Open Wide (4 to 6 Months)
Although the American Academy of Pediatrics' section on breastfeeding supports exclusive breastfeeding for the first 6 months, its committee on nutrition says that solids can be introduced between 4 and 6 months. Don't introduce solids before this age, however, because that can put your baby at increased risk for developing food allergies. Your doctor will help you determine exactly when your child is ready for food. He should be able to control his head and neck well, show signs when he's full (e.g., turning his head away from you or the bottle), and show interest in grown-up food. Every baby is different, so don't worry if your 4-month-old only wants breast milk or formula.
Start with an iron-fortified, single-grain cereal such as rice or oatmeal. Mix 2 to 3 tablespoonfuls of cereal with breast milk or formula to make a soupy-oatmeal consistency. Place your baby in an upright or semi-upright feeding chair or high chair and feed him the cereal twice a day using a baby spoon. Although you may have heard about parents putting cereal in a bottle, we want babies to eat their food, not drink it. It's a developmental accomplishment for a baby to learn to control his oral motor muscles to eat off a spoon. Don't worry if it all runs down his chin the first 10 times. He'll get the hang of it eventually, and in the meantime it makes for some great photo opportunities.
It's often helpful to feed baby solids between nursing sessions or bottle feedings, just so he can start and finish with something familiar. Breastfeed for a few minutes or give baby a few ounces from a bottle. This way he isn't starving but still has an appetite for solids. Then top off his meal by nursing or bottlefeeding again until he seems full. Once he gets used to spoonfeeding, he probably won't need to warm up with that familiar "appetizer." At this point, it's best to nurse or bottlefeed after solids or cereal.
Veggies & Fruit
By 6 months, you've got the green light to introduce strained baby food vegetables and fruit. He'll need two to three servings (2 to 4 tablespoonfuls) of each per day. (Same goes for a 6- to 9-month-old, although at this age he'll be meeting the upper end of the portion range.) There's no specific order to introducing each food. Just wait two to three days in between new foods. This way, if your baby develops a rash or a little upset stomach, you'll be able to pinpoint the cause. These symptoms may indicate an allergy or temporary intolerance, which you'll need to discuss with his doctor before giving the food again.

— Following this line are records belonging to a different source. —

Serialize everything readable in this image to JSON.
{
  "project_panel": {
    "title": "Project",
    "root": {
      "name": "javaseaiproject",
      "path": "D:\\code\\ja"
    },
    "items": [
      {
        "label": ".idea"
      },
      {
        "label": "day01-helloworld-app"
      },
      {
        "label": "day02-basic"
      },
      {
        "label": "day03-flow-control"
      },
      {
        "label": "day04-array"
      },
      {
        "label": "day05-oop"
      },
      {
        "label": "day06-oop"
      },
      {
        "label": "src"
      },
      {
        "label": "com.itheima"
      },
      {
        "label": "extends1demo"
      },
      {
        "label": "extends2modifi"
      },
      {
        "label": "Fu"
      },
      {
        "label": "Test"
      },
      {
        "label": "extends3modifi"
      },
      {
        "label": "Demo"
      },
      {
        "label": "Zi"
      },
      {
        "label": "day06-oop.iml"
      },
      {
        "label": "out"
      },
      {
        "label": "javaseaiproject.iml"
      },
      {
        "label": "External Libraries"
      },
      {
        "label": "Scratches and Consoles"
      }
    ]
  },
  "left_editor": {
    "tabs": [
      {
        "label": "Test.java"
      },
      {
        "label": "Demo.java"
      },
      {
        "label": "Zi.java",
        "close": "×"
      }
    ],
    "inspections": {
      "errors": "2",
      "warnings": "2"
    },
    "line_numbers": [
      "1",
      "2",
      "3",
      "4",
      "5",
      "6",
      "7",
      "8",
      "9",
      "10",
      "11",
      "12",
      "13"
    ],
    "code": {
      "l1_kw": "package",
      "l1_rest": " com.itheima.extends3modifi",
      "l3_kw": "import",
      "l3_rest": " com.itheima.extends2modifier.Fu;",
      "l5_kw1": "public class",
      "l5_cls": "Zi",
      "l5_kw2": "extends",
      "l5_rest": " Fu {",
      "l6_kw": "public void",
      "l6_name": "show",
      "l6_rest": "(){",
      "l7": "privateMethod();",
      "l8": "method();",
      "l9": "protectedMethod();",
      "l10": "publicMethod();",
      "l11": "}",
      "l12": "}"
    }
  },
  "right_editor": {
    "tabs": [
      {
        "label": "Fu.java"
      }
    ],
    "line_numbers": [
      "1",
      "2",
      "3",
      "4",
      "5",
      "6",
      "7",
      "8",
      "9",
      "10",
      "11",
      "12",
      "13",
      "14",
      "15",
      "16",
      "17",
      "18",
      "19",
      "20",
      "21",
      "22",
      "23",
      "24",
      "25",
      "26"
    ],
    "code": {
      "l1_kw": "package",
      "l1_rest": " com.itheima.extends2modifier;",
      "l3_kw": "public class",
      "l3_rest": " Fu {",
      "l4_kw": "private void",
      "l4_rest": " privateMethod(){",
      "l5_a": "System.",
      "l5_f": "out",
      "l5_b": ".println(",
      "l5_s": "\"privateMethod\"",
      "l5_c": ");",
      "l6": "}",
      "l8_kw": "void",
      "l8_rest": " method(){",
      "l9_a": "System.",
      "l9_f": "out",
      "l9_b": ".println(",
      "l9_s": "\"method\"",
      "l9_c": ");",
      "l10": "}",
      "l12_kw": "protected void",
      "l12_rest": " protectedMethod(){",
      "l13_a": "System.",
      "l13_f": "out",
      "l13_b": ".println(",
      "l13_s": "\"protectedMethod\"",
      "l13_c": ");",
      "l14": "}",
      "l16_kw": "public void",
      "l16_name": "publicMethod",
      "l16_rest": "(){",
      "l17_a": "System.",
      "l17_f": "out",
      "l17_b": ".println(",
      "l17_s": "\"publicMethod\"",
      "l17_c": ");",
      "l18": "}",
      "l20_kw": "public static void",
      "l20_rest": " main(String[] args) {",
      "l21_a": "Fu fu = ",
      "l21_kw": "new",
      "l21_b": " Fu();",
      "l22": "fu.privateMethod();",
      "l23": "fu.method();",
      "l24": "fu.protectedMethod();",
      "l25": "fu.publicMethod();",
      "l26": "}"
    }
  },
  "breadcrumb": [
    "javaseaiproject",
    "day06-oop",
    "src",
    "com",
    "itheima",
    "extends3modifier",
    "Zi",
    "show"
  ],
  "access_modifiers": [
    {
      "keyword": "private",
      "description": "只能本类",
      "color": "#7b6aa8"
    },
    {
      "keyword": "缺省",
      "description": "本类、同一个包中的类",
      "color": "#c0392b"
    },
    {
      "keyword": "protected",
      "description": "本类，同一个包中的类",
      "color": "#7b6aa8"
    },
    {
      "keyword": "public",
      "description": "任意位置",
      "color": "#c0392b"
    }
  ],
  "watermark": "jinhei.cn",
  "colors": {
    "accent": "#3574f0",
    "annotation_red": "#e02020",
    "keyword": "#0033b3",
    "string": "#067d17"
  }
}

Don't be surprised if your baby has definite preferences or dislikes initially. It's very normal, but to create a healthy eater, continue to offer even those foods that he seems to turn his nose up to at first. You'll find that you have to offer some foods 15 to 20 times before your baby will begin to like it or even try it. The take-home message? Be patient!
Even after they start solids, babies between 4 and 6 months will still need 24 to 40 ounces of formula (this amount includes what you're mixing with baby's cereal) or 5 to 6 servings of breast milk per day (this doesn't include the expressed breast milk that's added to cereal).